Wie im vorangehenden Beitrag zum Flipped Class-Buch beschrieben, funktioniert das Konzept vor allem als Katalysator für das Nachdenken über den Unterricht selbst und kann daraus folgend zu Veränderungen erlernter, eingefahrener Unterrichtsroutinen führen.

Eine der häufigsten Fragen bei der Einführung des Flipped Classrooms ist die nach den Aktivitäten in der Unterrichtszeit:

„My biggest concern is finding meaningful and interesting activities for students to do during class time if they are getting the information at home.“ (Zitat siehe hier)

Das gilt auch für den Geschichtsunterricht. Wenn wir die inhaltliche Erarbeitung von Stunden, in denen wir sonst Verfassertexte im Schulbuch lesen lassen und „gemeinsam“, ein von uns als Lehrkraft zuhause entworfenes Tafelbild „entwickeln“, in die Hausarbeit verlagern, was machen wir dann im Unterricht?
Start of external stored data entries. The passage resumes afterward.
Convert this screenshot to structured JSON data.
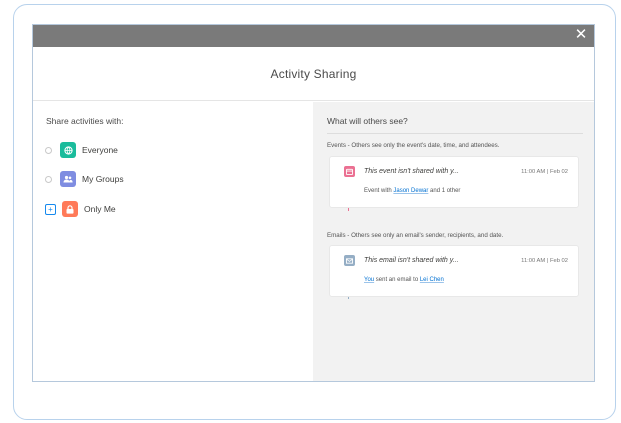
{
  "modal": {
    "close_icon": "close-icon",
    "title": "Activity Sharing"
  },
  "left": {
    "share_label": "Share activities with:",
    "options": [
      {
        "label": "Everyone",
        "icon": "globe-icon",
        "color": "#1abc9c",
        "checked": false
      },
      {
        "label": "My Groups",
        "icon": "group-icon",
        "color": "#7f8de1",
        "checked": false
      },
      {
        "label": "Only Me",
        "icon": "lock-icon",
        "color": "#ff7a59",
        "checked": true
      }
    ]
  },
  "right": {
    "title": "What will others see?",
    "events": {
      "label": "Events - Others see only the event's date, time, and attendees.",
      "icon": "calendar-icon",
      "color": "#eb7092",
      "item_title": "This event isn't shared with y...",
      "item_meta": "11:00 AM | Feb 02",
      "sub_prefix": "Event with ",
      "sub_link": "Jason Dewar",
      "sub_suffix": " and 1 other"
    },
    "emails": {
      "label": "Emails - Others see only an email's sender, recipients, and date.",
      "icon": "email-icon",
      "color": "#95aec5",
      "item_title": "This email isn't shared with y...",
      "item_meta": "11:00 AM | Feb 02",
      "sub_link1": "You",
      "sub_middle": " sent an email to ",
      "sub_link2": "Lei Chen"
    }
  },
  "colors": {
    "accent": "#1589ee",
    "topbar": "#7a7a7a",
    "right_panel_bg": "#f2f2f2"
  }
}
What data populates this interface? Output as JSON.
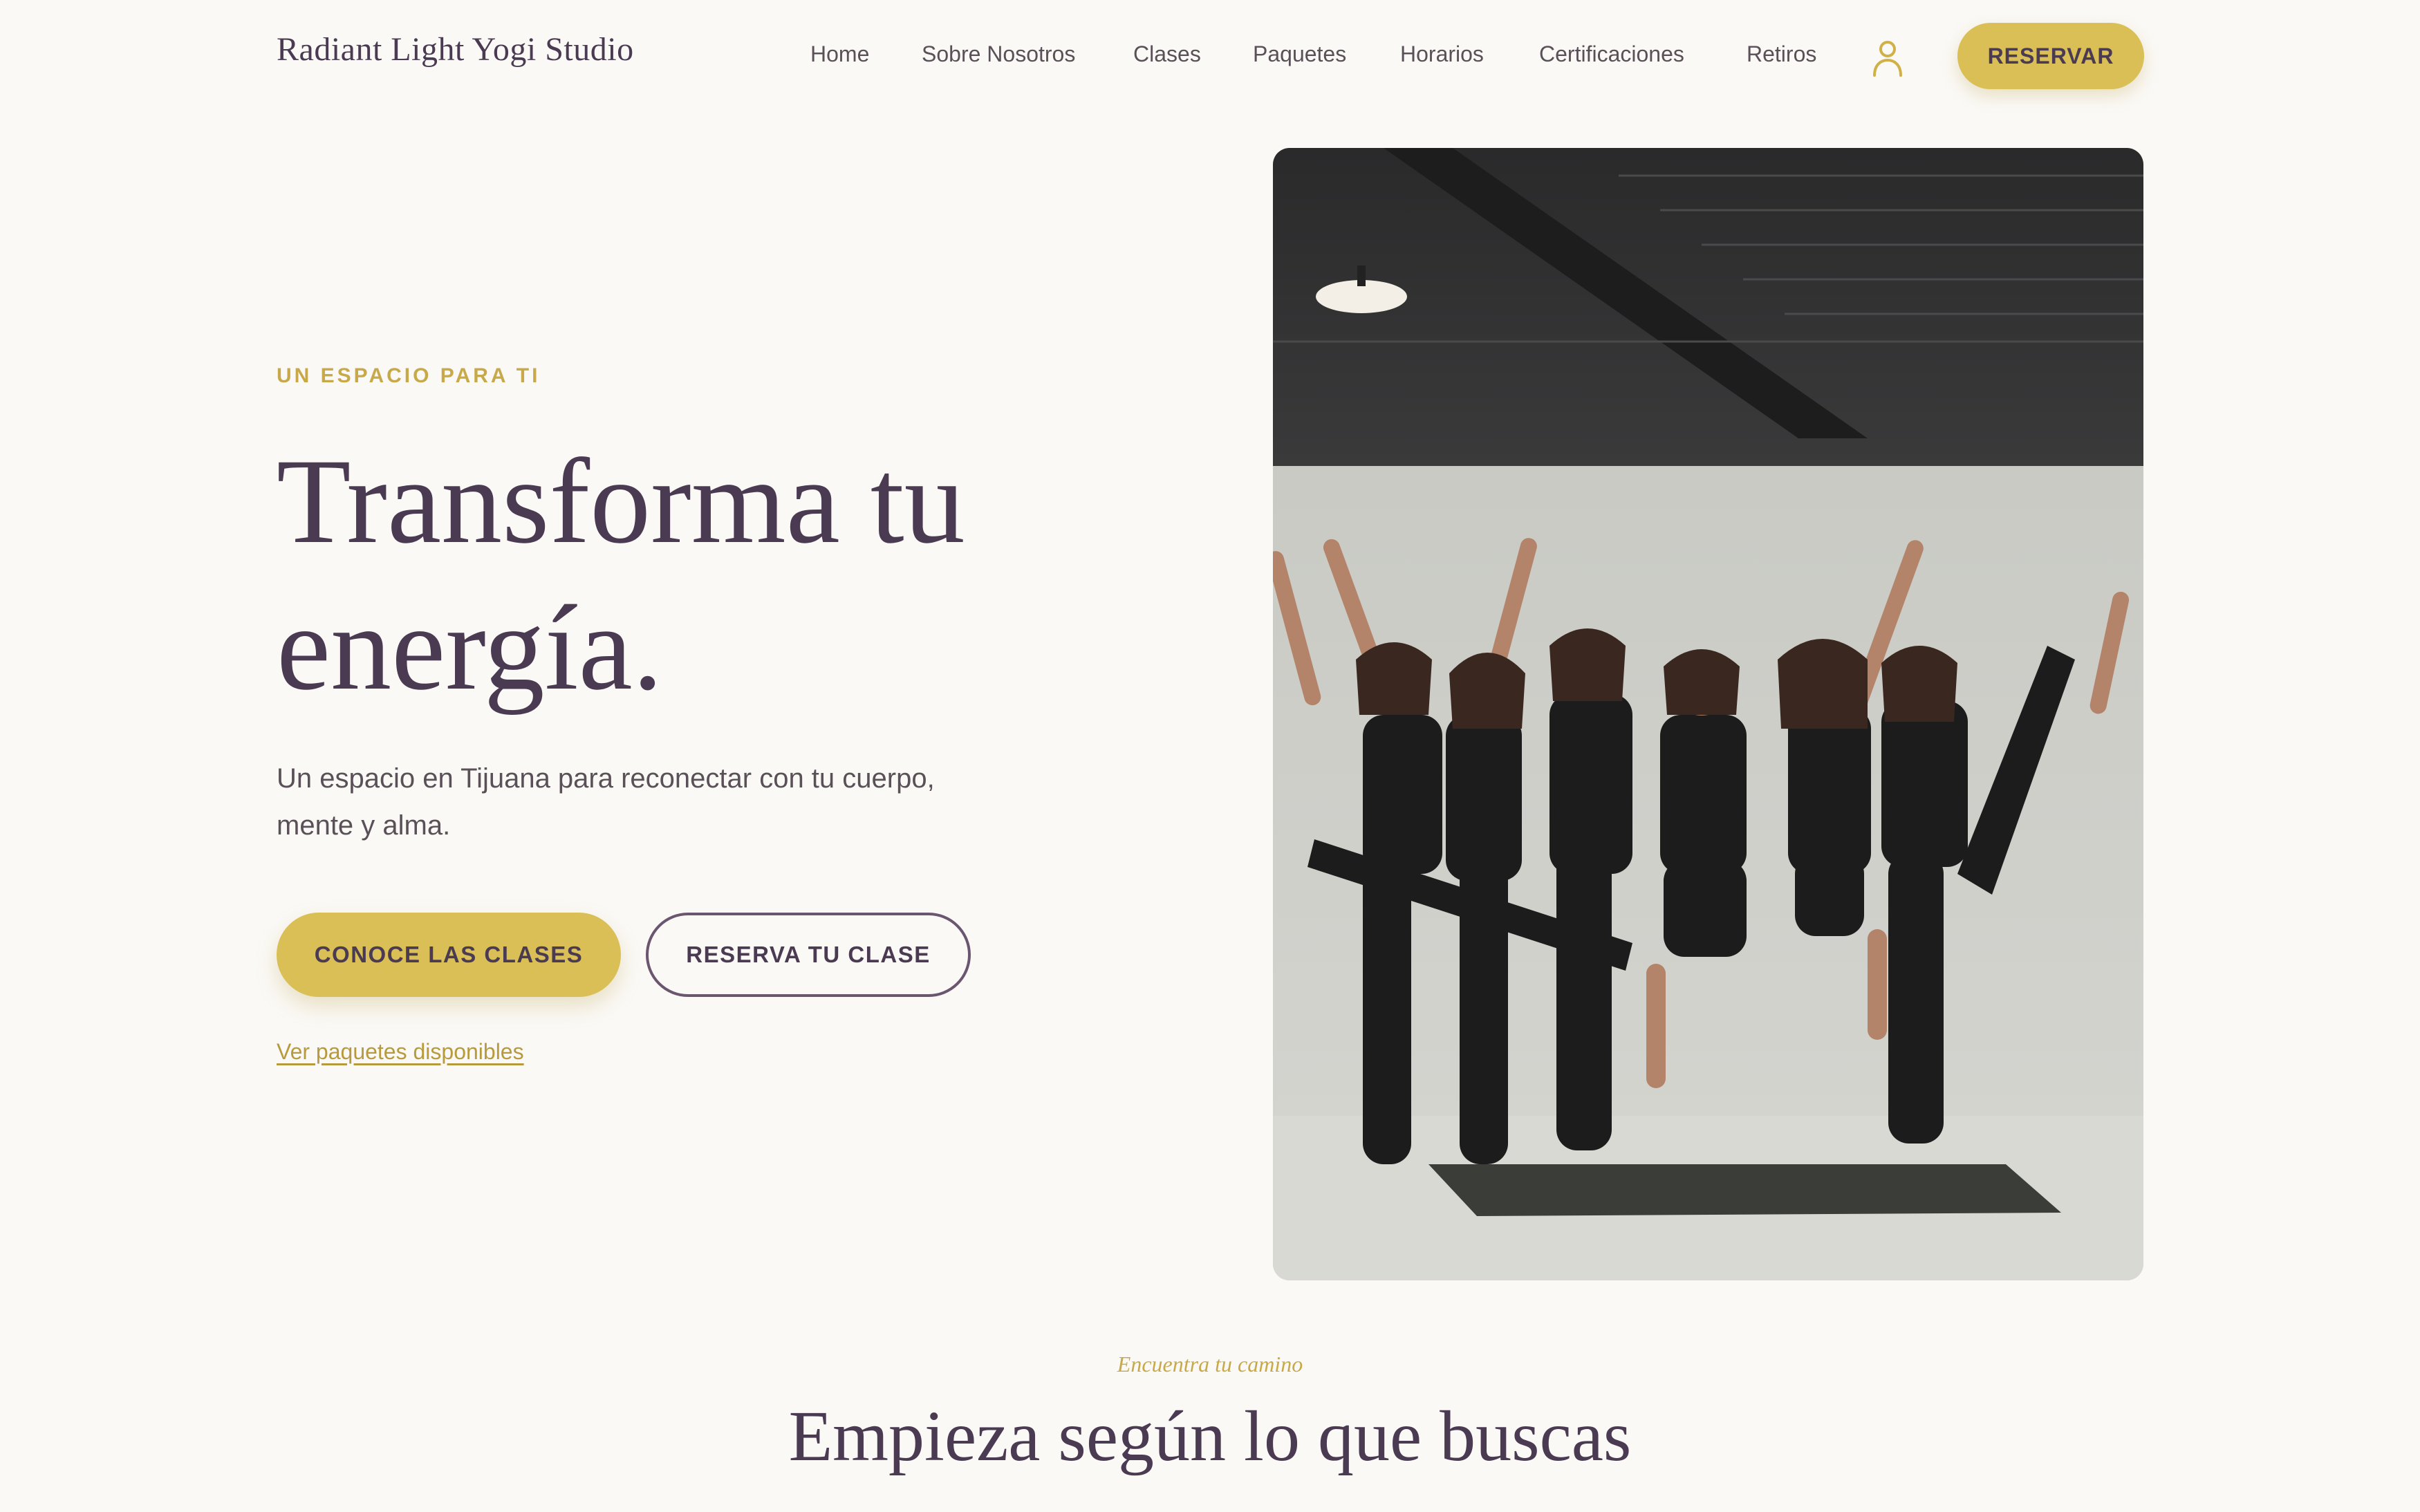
{
  "header": {
    "brand": "Radiant Light Yogi Studio",
    "nav": [
      {
        "label": "Home"
      },
      {
        "label": "Sobre Nosotros"
      },
      {
        "label": "Clases"
      },
      {
        "label": "Paquetes"
      },
      {
        "label": "Horarios"
      },
      {
        "label": "Certificaciones"
      },
      {
        "label": "Retiros"
      }
    ],
    "account_icon": "user-icon",
    "cta_label": "RESERVAR"
  },
  "hero": {
    "eyebrow": "UN ESPACIO PARA TI",
    "title_line1": "Transforma tu",
    "title_line2": "energía.",
    "subtitle": "Un espacio en Tijuana para reconectar con tu cuerpo, mente y alma.",
    "primary_cta": "CONOCE LAS CLASES",
    "secondary_cta": "RESERVA TU CLASE",
    "link": "Ver paquetes disponibles",
    "photo_icon": "group-yoga-photo"
  },
  "section": {
    "kicker": "Encuentra tu camino",
    "title": "Empieza según lo que buscas"
  },
  "colors": {
    "background": "#fbf9f6",
    "accent_gold": "#d9bf55",
    "text_plum": "#4a3b52"
  }
}
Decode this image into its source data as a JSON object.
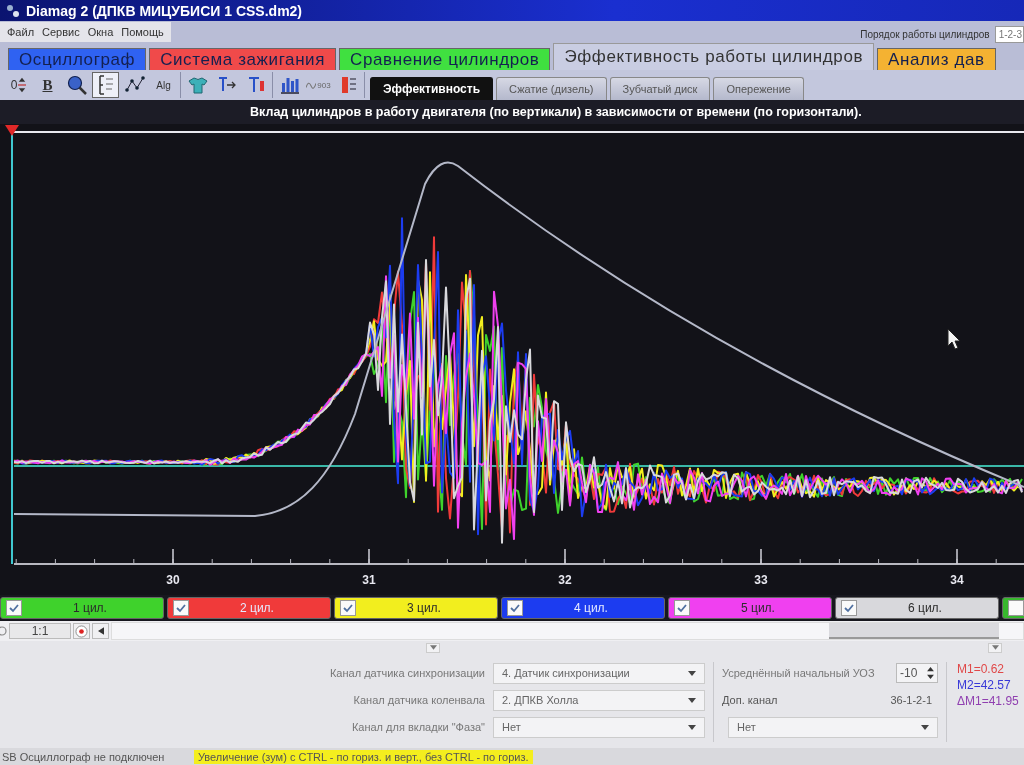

Hier liegt eine Chances des Ansatzes: Plötzlich ist nämlich Zeit da für die Dinge, die oft am Ende einer Stunde nur angerissen oder ganz in die Hausaufgaben verlagert werden, wo Schüler dann nicht selten überfordert sind. Nach Aussagen vieler Kollegen fühlen sie sich durch die „Stofffülle“ des Fachs in Verbindung mit einer geringen Wochenstundenzahl regelrecht „gehetzt“ und haben „keine Zeit“ für „schönen Unterricht“. Der Flipped Classroom bietet ein flexibles und einfaches Modell, den eigenen Unterricht innerhalb der bestehenden Lehrplanvorgaben und der aktuellen Bedingungen von Schule anders zu strukturieren.

Für welche (Lern-) Aktivitäten bietet das Flipped-Modell im Geschichtsunterricht mehr Zeit und Raum? Zu nennen wären z.B.:

– Erstellen von eigenen Narrationen als Lernprodukte: Essays, journalistische Artikel, Geschichtszeitungen, Tagebucheinträge, Briefe, Blogs, Podcasts, Videos usw.

– vertiefende Analyse und Vergleich von Quellen, Darstellungen und vor allem Zeugnissen der aktuellen Geschichtskultur, gleichfalls in verschiedenen medialen Formen und mit Hilfe unterschiedlichster Methoden

– Diskussionen: von aktuellen Themen, aber auch klassischen Fragen des problemorientierten Unterrichts, in verschiedenen methodischen Formen (Pro-Contra, Podiumsdiskussion, Fishbowl etc.)

Wenn Narrativität von der Geschichtsdidaktik als zentral erachtet wird und die Re- sowie De-Konstruktion von Narrationen im Zentrum des Geschichtsunterrichts stehen soll, dann bietet der Flipped Classroom ein mögliches Modell für eine anspruchsvolle kompetenzorientierte Unterrichtsgestaltung.

Wer noch einen Schritt weitergehen möchte, kann sich mit Hilfe des Flipped Classrooms-Modells auch vom gleichmäßigen Fortschreiten der Lerngruppe lösen und den Unterricht individualisieren, in dem für einzelne Einheiten Ziele (Inhalte und Kompetenzen) vorgegeben, den Schülerinnen und Schüler verschiedene Materialien (Texte, Videos etc.) zur Verfügung gestellt und eine (ggf. benotete) Form der Evaluation vereinbart. Letztere kann variieren von einem Test für alle über unterschiedliche Lernprodukte oder nur ein mündliches Gespräch mit der Lehrkräft.

Die Arbeit erfolgt dann individuell und in wechselnden Kleingruppen zur gegenseitigen Unterstützung. Die Lehrkraft wird zum Lernberater und kann den Lernenden dort und dann helfen, wo sie Probleme haben.